The Nigerian Communications Commission (NCC) has confirmed its decision to proceed with the scheduled auction of the 3.5GHz spectrum, crucial for the deployment of fifth-generation (5G) mobile technology, despite appeals from some telecommunications operators to pursue administrative licensing.
In a recent statement at a stakeholder forum aimed at finalizing the Information Memorandum (IM) for the December 19, 2022 auction in Abuja, NCC Executive Vice Chairman, Prof. Umaru Garba Danbatta, clarified that the Commission would not entertain the request to award the 3.5GHz spectrum through administrative licensing. This came after operators urged the NCC to consider issuing the spectrum directly, citing the need for a more streamlined approach to accelerating the rollout of 5G services in Nigeria.
The NCC, in response, emphasized the importance of maintaining a transparent and competitive process. The auction will cover the remaining two lots in the 3.5GHz band, with a total of 200 MHz available in the 3400-3500 MHz and 3600-3700 MHz ranges. The Reserve Price (RP) for each 100 MHz TDD spectrum lot has been set at a staggering $273.6 million USD, or its equivalent in naira at prevailing Central Bank of Nigeria (CBN) rates.
This auction follows the successful sale of the initial 3.5GHz spectrum lots in December 2021. Prof. Danbatta revealed that the NCC had received several requests from operators to administratively license the remaining lots at the same price point as the previous auction. However, the Commission remains resolute in its stance to move forward with the auction, maintaining its commitment to fairness and market-driven pricing.

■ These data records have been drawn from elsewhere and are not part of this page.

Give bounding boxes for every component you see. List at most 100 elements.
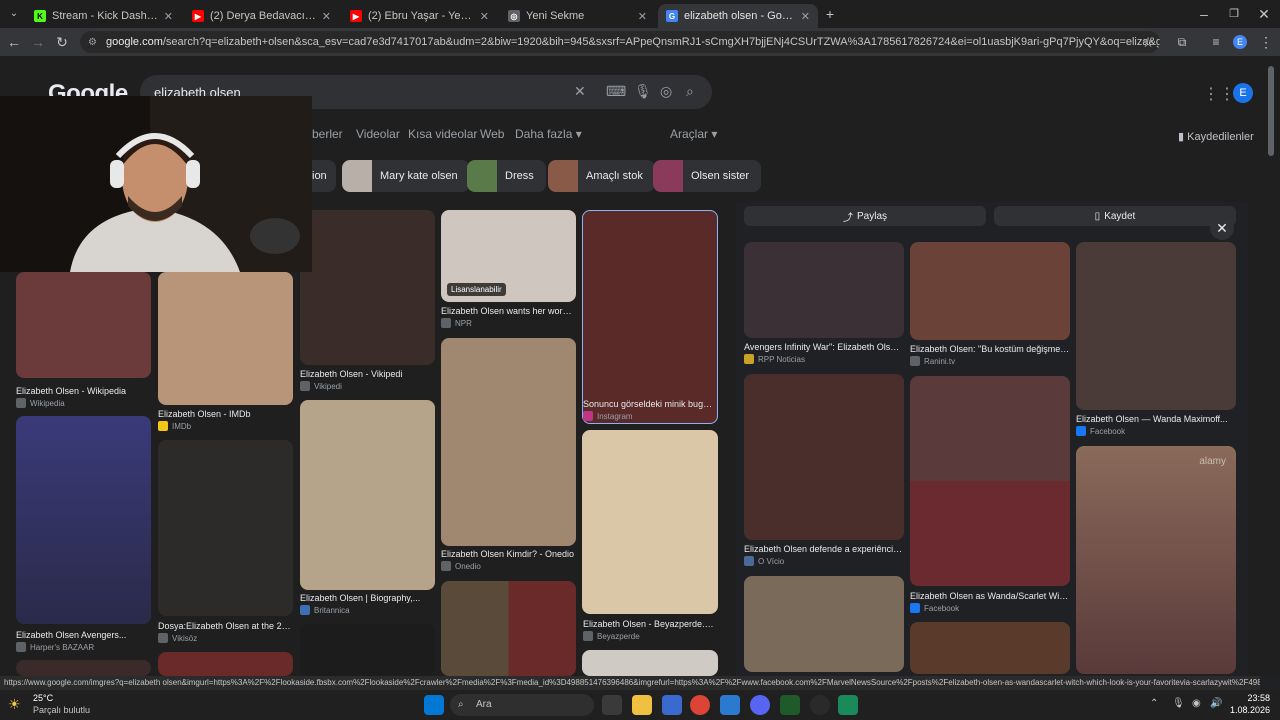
close-icon[interactable]: ✕ (164, 10, 173, 23)
saved-button[interactable]: ▮ Kaydedilenler (1178, 130, 1254, 143)
weather-temperature[interactable]: 25°C (33, 693, 53, 703)
nav-short-videos[interactable]: Kısa videolar (408, 127, 477, 141)
bookmark-star-icon[interactable]: ☆ (1140, 34, 1156, 50)
result-source[interactable]: Vikisöz (158, 633, 197, 643)
search-icon[interactable]: ⌕ (686, 83, 694, 100)
clear-icon[interactable]: ✕ (574, 83, 586, 100)
related-caption[interactable]: Avengers Infinity War": Elizabeth Olsen.… (744, 342, 904, 352)
result-source[interactable]: IMDb (158, 421, 191, 431)
discord-icon[interactable] (750, 695, 770, 715)
profile-avatar[interactable]: E (1233, 35, 1247, 49)
related-source[interactable]: Ranini.tv (910, 356, 955, 366)
result-image[interactable] (16, 660, 151, 676)
nav-web[interactable]: Web (480, 127, 504, 141)
related-caption[interactable]: Elizabeth Olsen — Wanda Maximoff... (1076, 414, 1236, 424)
app-icon[interactable] (720, 695, 740, 715)
chip-dress[interactable]: Dress (467, 160, 546, 192)
result-image[interactable] (158, 272, 293, 405)
site-info-icon[interactable]: ⚙ (88, 37, 97, 48)
close-icon[interactable]: ✕ (638, 10, 647, 23)
related-caption[interactable]: Elizabeth Olsen as Wanda/Scarlet Witc... (910, 591, 1070, 601)
result-source[interactable]: Vikipedi (300, 381, 342, 391)
window-close-icon[interactable]: ✕ (1256, 6, 1272, 22)
close-panel-icon[interactable]: ✕ (1210, 216, 1234, 240)
result-caption[interactable]: Elizabeth Olsen wants her work t... (441, 306, 576, 316)
result-image[interactable] (300, 624, 435, 676)
result-image[interactable] (16, 416, 151, 624)
result-caption[interactable]: Elizabeth Olsen | Biography,... (300, 593, 435, 603)
tray-chevron-icon[interactable]: ⌃ (1150, 698, 1158, 709)
result-image[interactable] (582, 650, 718, 676)
result-image[interactable]: Lisanslanabilir (441, 210, 576, 302)
kick-studio-icon[interactable] (780, 695, 800, 715)
clock-date[interactable]: 1.08.2026 (1226, 705, 1270, 715)
result-image[interactable] (300, 210, 435, 365)
taskbar-search[interactable]: ⌕ Ara (450, 694, 594, 716)
forward-icon[interactable]: → (30, 34, 46, 50)
clock-time[interactable]: 23:58 (1226, 693, 1270, 703)
chip-stock[interactable]: Amaçlı stok (548, 160, 655, 192)
result-image-selected[interactable] (582, 210, 718, 424)
result-source[interactable]: Britannica (300, 605, 350, 615)
result-source[interactable]: Beyazperde (583, 631, 640, 641)
reading-list-icon[interactable]: ≡ (1208, 34, 1224, 50)
chip-olsen-sister[interactable]: Olsen sister (653, 160, 762, 192)
reload-icon[interactable]: ↻ (54, 34, 70, 50)
tab-new-tab[interactable]: ◎ Yeni Sekme ✕ (500, 4, 655, 28)
related-image[interactable] (744, 576, 904, 672)
windows-start-icon[interactable] (424, 695, 444, 715)
related-image[interactable] (910, 622, 1070, 674)
account-avatar[interactable]: E (1233, 83, 1253, 103)
nav-videos[interactable]: Videolar (356, 127, 400, 141)
chip-mary-kate-olsen[interactable]: Mary kate olsen (342, 160, 470, 192)
nav-news[interactable]: berler (312, 127, 343, 141)
result-source[interactable]: NPR (441, 318, 472, 328)
result-caption[interactable]: Elizabeth Olsen - IMDb (158, 409, 293, 419)
close-icon[interactable]: ✕ (801, 10, 810, 23)
related-caption[interactable]: Elizabeth Olsen defende a experiência... (744, 544, 904, 554)
close-icon[interactable]: ✕ (480, 10, 489, 23)
result-image[interactable] (158, 652, 293, 676)
network-icon[interactable]: ◉ (1192, 698, 1201, 709)
save-button[interactable]: ▯ Kaydet (994, 206, 1236, 226)
result-image[interactable] (16, 272, 151, 378)
app-icon[interactable] (838, 695, 858, 715)
result-caption[interactable]: Sonuncu görseldeki minik bugün... (583, 399, 717, 409)
tab-youtube-1[interactable]: ▶ (2) Derya Bedavacı - Atlatırım - ✕ (184, 4, 339, 28)
microphone-icon[interactable]: 🎙 (1172, 698, 1185, 709)
microphone-icon[interactable]: 🎙 (634, 83, 652, 100)
chrome-icon[interactable] (690, 695, 710, 715)
tab-google-search[interactable]: G elizabeth olsen - Google'da Ara ✕ (658, 4, 818, 28)
close-icon[interactable]: ✕ (322, 10, 331, 23)
result-image[interactable] (441, 581, 576, 676)
related-image[interactable] (744, 374, 904, 540)
obs-icon[interactable] (810, 695, 830, 715)
lens-icon[interactable]: ◎ (660, 83, 672, 100)
result-caption[interactable]: Dosya:Elizabeth Olsen at the 202... (158, 621, 293, 631)
restore-icon[interactable]: ❐ (1226, 6, 1242, 22)
share-button[interactable]: ⤴ Paylaş (744, 206, 986, 226)
result-caption[interactable]: Elizabeth Olsen Kimdir? - Onedio (441, 549, 576, 559)
back-icon[interactable]: ← (6, 34, 22, 50)
extensions-icon[interactable]: ⧉ (1174, 34, 1190, 50)
nav-more[interactable]: Daha fazla ▾ (515, 127, 582, 141)
tab-youtube-2[interactable]: ▶ (2) Ebru Yaşar - Yeminim Var (O ✕ (342, 4, 497, 28)
result-caption[interactable]: Elizabeth Olsen - Vikipedi (300, 369, 435, 379)
result-source[interactable]: Harper's BAZAAR (16, 642, 94, 652)
related-image[interactable] (744, 242, 904, 338)
weather-description[interactable]: Parçalı bulutlu (33, 705, 90, 715)
result-image[interactable] (300, 400, 435, 590)
related-caption[interactable]: Elizabeth Olsen: "Bu kostüm değişmeli!..… (910, 344, 1070, 354)
result-image[interactable] (441, 338, 576, 546)
result-image[interactable] (582, 430, 718, 614)
page-scrollbar[interactable] (1268, 66, 1274, 156)
related-source[interactable]: RPP Noticias (744, 354, 805, 364)
related-source[interactable]: O Vício (744, 556, 784, 566)
related-image[interactable] (910, 376, 1070, 586)
minimize-icon[interactable]: – (1196, 6, 1212, 22)
result-source[interactable]: Onedio (441, 561, 481, 571)
new-tab-icon[interactable]: + (822, 6, 838, 22)
store-icon[interactable] (662, 695, 682, 715)
result-caption[interactable]: Elizabeth Olsen - Beyazperde.com (583, 619, 717, 629)
menu-icon[interactable]: ⋮ (1258, 34, 1274, 50)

As Nigeria edges closer to fully embracing 5G technology, the NCC’s decision to stick to a competitive auction process underscores its commitment to ensuring transparency, fairness, and equal opportunity for all market players. The December 19 auction will mark a significant step in the country’s 5G rollout plans, promising faster, more reliable mobile services for Nigerian consumers and businesses alike.